Para contar la crónica de la misma, el eje se puede situar tal vez en las decisiones de Fernando Gago, un técnico cuya impronta es desde el discurso la de ir al frente y buscar, pero que en el momento en el cual tuvo el cielo a su merced, olvidó que podría necesitar aún un poco más y para “cerrar el partido” optó por dejar sin delanteros a un equipo que estaba en el momento top de un partido sin un destino claro a esa altura.

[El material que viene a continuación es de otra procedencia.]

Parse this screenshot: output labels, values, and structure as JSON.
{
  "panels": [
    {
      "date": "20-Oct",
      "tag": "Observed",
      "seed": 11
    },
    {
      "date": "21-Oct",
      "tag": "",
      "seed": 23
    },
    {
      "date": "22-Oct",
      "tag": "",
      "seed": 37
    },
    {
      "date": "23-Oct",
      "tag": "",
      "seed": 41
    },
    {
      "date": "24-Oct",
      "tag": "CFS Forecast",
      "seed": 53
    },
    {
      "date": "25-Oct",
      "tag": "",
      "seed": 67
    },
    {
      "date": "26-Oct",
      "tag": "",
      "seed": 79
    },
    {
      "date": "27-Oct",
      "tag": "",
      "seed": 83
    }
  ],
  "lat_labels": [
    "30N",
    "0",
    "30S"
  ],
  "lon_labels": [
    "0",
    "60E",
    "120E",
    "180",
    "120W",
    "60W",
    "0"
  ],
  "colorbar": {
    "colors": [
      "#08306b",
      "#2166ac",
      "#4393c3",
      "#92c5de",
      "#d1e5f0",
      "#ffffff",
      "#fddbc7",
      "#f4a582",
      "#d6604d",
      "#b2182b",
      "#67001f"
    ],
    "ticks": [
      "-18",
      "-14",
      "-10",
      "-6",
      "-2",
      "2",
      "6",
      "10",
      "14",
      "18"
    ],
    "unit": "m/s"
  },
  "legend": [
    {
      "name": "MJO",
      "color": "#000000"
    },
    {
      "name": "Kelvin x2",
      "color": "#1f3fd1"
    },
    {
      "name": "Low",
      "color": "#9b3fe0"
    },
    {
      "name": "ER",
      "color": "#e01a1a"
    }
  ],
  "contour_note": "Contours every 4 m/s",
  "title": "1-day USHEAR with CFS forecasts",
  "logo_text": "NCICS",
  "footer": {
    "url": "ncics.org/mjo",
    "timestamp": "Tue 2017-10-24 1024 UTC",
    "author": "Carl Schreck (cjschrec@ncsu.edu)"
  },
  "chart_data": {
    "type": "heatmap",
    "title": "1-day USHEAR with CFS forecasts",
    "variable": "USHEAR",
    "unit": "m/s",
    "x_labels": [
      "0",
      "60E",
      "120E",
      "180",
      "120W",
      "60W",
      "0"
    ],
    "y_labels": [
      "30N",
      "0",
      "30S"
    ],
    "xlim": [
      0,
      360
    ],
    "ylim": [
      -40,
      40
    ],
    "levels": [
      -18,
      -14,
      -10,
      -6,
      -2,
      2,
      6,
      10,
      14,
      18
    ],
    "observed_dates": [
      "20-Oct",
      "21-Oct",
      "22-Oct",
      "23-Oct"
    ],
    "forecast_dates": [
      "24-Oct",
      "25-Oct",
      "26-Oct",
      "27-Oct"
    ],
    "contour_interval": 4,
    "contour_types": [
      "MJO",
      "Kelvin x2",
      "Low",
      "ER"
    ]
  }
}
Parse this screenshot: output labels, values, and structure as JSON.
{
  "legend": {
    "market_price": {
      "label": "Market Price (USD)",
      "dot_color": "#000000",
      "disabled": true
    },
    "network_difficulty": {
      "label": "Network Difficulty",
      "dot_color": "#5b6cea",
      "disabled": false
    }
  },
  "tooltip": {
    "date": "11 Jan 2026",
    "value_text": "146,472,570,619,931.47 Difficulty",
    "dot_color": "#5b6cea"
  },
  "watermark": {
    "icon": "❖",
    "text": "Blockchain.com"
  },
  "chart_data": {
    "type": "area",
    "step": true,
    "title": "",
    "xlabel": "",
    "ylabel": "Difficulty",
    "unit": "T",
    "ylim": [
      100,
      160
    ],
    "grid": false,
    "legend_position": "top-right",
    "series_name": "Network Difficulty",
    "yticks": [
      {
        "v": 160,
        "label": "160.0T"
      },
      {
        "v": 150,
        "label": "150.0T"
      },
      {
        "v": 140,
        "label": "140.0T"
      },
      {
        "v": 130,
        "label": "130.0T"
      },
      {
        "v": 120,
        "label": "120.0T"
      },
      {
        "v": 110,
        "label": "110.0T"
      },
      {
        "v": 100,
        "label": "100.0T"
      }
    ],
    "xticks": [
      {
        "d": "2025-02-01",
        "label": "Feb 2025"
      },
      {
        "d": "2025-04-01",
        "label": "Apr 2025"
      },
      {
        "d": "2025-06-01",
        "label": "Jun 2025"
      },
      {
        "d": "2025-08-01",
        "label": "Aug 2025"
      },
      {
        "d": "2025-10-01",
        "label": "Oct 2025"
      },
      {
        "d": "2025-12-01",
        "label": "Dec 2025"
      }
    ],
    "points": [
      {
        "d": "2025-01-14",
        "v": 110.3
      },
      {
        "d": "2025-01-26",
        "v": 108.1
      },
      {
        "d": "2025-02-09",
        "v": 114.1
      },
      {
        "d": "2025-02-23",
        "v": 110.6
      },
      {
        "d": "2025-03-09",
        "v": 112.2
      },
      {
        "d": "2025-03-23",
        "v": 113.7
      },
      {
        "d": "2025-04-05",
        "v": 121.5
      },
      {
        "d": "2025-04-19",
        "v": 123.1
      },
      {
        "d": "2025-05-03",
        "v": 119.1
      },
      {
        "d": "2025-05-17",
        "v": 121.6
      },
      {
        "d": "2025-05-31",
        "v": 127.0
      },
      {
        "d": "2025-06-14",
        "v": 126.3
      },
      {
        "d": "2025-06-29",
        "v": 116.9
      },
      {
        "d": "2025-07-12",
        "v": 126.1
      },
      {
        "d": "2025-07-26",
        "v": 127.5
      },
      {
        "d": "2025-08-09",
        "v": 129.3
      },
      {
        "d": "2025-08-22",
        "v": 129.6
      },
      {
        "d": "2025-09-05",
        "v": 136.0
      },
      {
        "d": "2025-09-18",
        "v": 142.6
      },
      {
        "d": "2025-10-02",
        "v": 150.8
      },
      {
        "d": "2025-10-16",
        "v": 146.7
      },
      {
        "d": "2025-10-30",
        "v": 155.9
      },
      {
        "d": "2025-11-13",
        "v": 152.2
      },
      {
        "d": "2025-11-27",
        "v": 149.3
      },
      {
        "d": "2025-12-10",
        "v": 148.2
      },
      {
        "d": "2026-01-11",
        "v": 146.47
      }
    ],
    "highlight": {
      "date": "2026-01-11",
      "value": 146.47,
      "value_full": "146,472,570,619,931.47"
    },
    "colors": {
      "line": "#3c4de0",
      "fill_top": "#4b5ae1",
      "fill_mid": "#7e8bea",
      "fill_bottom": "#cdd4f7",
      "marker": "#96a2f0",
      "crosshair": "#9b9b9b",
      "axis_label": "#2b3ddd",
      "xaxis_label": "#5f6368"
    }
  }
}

Incluso, hasta se podría decir que si el Xeneize se puso 3 a 2 no fue por ninguna genialidad de su entrenador. Su primer cambio, el ingreso de Milton Giménez por un improductivo y errático Miramón, fue más un arrebato indispensable que una variante revolucionaria. Lo que Milton genera y significa para este Boca quedó claro en los dos primeros goles, ambos nacidos de jugadas de las que no fue protagonista pero donde su voluntad de ir e ir generó errores rivales y -sobre todo- hizo levantar a su propia gente, en lo que fueron sendos momentos emotivos previos al gran cabezazo de Cavani anticipando un buen centro de Saracchi y la gran jugada individual de la noche, que fue el golazo del Chango Zeballos para poner tablas parciales y devolverle el alma al cuerpo a los hinchas xeneizes.
Porque el empate regeneró la esperanza para la multitud que copó el Kempes, que asistía hasta ahí a un revival de noches no muy lejanas: con goles tempraneros en contra y expulsiones evitables de sus propios jugadores. En esa doble amarilla (que bien podría haber sido doble roja) de Luis Advíncula, también hay carga de responsabilidad del cuerpo técnico. Y ahí la explicación no es muy difícil de encontrar: en el entretiempo, el peruano pudo haber sido reemplazado tras su empujón-volcada sobre Pellegrini y esa sensación de injusticia que sobrevoló el estadio hasta la reanudación del juego.
Boca, sin embargo, se envalentonó con la igualdad, y siguió yendo. Era más que Vélez, y tenía tanto más que -otra vez la lógica- hizo lo suyo. Giménez empujaba, Cavani decía acá estoy, Zeballos descollaba, y llegó el 3 a 2, con una arremetida de Belmonte para desatar la locura absoluta.
Y ahí, en ese instante en el que quedaban menos de diez minutos, llegó el karma de Pintita: sacó a su ancho de espadas (Zeballos) y a su carta ganadora (Cavani), para poner a los pibes Di Lollo y Delgado. Tiró el equipo atrás, y le regaló a su rival esa superioridad que hasta minutos atrás era propia. Ya la tenía en cantidad de jugadores en cancha, y desde allí pasó a ser actitudinal y hasta de nombres. Fue Bouzat, para ponerle un moño a la noche negra de la defensa, quien clavó un doblete para el definitivo e insólito 4 a 3. Que no dejó que se llegue ni siquiera a los penales. Y que dejó a Boca muy cerca de perderlo todo una vez más.